As a rule of thumb, body shop businesses are valued at an earnings multiple of between 2x – 4x FME, depending on a variety of ‘factors’. Business valuations are more of an art than science, however factors that influence the valuation multiple include:
- Customer contracts and quality of those customers
- External risks
- Key man reliance
- Future growth prospects
- Strategic position in the market.
My view on how to build real value in a body shop business
So the multi-million dollar question – how does a traditional service based business exit at a valuation greater than 4x FME?
Let’s refer back to the principles of Thiel.
1. Proprietary Technology
The challenge for service providers is that capability or the firm’s unique selling point (USP) is dependent on the people in the firm. For example, Management Consulting firms like Bain and Fahrenheit212 exist because they comprise highly intelligent people. The problem with highly intelligent people is that they don’t think like ‘normal people’ and their intellect is contained in their brain. Given the nature of consulting, that output is not an algorithm or product – it is the advice itself.
The best thing that consulting firms can strive to achieve is to systemise this IP by documenting it. That is, building unique processes and systems to reduce reliance on specific people and their unique talent, with the objective of reducing key man risk. This in itself is a challenge due to the specialised field of ‘consulting’ – and here we go full circle.
2. Network effects
The ‘network effect’ is an economic concept whereby a good or service becomes more valuable when more people use it. When the network effect is present, the value of the product or service is dependent on the number of others using it. Take Facebook for example – it would be pretty much useless if it was just you using it.

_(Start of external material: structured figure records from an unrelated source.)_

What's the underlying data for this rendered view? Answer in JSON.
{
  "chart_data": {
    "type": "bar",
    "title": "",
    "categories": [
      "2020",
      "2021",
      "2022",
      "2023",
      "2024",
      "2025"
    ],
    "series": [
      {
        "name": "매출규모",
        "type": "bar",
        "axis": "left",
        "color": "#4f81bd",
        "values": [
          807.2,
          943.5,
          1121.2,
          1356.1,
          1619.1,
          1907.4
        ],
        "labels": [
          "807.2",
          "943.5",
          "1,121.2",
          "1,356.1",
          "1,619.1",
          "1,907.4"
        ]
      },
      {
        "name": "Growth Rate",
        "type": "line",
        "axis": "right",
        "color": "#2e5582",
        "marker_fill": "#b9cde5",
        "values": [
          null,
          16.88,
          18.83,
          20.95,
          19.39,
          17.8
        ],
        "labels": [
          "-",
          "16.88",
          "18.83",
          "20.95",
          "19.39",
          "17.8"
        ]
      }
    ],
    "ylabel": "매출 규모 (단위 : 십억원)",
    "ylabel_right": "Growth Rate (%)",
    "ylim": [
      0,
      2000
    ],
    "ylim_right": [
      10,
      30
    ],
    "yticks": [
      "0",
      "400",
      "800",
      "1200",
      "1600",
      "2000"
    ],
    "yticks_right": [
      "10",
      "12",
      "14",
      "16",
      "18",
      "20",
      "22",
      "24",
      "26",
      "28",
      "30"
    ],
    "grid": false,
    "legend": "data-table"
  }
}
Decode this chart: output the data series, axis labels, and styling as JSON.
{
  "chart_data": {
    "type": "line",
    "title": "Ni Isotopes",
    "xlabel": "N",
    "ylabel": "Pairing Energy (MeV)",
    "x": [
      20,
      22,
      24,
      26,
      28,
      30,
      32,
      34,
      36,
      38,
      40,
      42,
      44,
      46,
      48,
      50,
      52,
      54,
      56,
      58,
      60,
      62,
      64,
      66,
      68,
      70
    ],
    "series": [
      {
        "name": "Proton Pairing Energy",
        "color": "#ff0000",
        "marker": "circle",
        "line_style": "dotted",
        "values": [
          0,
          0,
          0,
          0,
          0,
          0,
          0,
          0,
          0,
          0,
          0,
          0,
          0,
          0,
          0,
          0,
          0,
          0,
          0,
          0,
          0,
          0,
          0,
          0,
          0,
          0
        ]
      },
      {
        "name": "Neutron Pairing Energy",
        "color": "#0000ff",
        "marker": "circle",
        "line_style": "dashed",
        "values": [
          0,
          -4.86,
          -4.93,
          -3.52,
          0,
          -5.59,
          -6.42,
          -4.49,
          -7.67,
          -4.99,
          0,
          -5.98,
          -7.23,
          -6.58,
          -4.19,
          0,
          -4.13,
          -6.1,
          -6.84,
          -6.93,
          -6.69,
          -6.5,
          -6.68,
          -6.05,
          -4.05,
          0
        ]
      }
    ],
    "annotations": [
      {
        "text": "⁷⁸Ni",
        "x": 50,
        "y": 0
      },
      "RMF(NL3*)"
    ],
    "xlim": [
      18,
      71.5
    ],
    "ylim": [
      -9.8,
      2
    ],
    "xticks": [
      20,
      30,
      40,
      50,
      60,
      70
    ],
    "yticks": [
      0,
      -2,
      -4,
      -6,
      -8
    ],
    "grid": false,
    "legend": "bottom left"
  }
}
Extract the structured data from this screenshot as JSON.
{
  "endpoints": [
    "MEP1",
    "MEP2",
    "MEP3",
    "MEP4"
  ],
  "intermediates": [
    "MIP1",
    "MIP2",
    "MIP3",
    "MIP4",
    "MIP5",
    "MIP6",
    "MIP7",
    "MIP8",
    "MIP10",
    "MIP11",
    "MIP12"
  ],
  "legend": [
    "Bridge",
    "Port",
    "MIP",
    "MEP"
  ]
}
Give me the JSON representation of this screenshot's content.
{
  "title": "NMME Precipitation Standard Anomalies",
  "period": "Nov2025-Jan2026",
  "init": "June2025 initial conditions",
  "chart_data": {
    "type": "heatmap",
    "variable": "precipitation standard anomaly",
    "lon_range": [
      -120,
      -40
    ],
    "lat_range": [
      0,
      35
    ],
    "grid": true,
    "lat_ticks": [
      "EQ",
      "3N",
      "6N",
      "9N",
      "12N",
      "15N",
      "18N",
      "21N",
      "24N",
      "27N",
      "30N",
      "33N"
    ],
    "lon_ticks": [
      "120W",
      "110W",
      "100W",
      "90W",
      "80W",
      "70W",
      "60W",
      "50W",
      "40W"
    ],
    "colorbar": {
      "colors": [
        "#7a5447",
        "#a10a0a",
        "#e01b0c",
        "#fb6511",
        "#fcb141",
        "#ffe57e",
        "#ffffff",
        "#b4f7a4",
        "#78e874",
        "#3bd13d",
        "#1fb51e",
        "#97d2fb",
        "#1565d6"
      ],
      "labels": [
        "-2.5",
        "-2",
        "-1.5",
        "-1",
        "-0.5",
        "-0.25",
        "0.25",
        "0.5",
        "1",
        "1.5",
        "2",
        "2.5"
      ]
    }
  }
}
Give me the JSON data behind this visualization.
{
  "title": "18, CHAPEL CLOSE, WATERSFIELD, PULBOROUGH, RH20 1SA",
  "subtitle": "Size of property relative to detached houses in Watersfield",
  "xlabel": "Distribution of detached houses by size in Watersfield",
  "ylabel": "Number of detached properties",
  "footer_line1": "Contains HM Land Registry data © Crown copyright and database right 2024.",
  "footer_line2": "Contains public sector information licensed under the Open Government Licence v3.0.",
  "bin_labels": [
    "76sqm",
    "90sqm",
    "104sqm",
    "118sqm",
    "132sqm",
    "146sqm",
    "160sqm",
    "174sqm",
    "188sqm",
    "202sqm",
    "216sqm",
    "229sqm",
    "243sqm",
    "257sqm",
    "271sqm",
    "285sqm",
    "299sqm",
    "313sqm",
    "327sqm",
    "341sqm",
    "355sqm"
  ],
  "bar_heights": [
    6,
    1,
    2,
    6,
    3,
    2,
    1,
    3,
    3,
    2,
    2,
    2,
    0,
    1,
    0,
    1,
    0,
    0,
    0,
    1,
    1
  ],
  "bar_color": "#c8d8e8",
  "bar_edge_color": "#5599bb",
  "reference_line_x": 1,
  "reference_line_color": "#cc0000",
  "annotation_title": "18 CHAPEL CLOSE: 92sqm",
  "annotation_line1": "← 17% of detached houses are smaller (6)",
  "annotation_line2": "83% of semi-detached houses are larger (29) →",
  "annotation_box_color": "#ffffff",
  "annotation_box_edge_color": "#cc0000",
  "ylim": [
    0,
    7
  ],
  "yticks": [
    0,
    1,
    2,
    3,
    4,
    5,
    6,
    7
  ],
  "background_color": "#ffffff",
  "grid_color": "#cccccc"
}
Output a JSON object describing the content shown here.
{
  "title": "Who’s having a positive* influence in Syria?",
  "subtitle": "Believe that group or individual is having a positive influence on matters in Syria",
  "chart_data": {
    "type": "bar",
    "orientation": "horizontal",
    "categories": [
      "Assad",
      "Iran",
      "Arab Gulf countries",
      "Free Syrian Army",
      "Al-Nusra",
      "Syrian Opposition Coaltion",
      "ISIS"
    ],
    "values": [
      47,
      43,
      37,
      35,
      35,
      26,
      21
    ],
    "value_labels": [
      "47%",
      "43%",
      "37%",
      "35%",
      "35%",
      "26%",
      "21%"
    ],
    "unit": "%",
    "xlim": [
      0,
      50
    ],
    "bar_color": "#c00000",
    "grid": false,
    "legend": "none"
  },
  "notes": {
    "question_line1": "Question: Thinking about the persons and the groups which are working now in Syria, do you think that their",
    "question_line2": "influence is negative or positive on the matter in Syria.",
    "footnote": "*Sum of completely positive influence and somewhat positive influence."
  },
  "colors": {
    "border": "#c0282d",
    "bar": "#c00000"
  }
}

*On a side note – if you were a MySpace user (like I once was) you would at least have Tom
Body shop businesses typically only have one customer – the end customer. Besides referrals and partnerships with complementary service providers, I haven’t figured out a way how service businesses can even evolve into a network effect business model and retain their value proposition.
Open to ideas there guys.
3. Economies of scale
Body shop businesses still rely heavily on people to fulfill the work, however what businesses can strive to do is utilise software to make processes more scalable – increasing the revenue per head.
What separates ‘services’ from physical products and software is that people typically buy into the relationship. This hurdle can be overcome by building a brand.
The ‘Big 4’ aren’t termed that for no reason. They are an institution. Whilst the quality and output of the service may be consistent with their competitors, consumers and businesses will associate value to these brands due to their reputation and history.
Businesses and consumers will typically buy into large established brands, not the people – which is what makes them so valuable.
So in conclusion, whilst body shop businesses might seem ‘conservative’ compared to technology companies or startups as defined by Peter Thiel, organisations can strive to be better by focusing on one or all of the value drivers as outlined above.
Questions is, are you striving to be a Monopoly or just another business?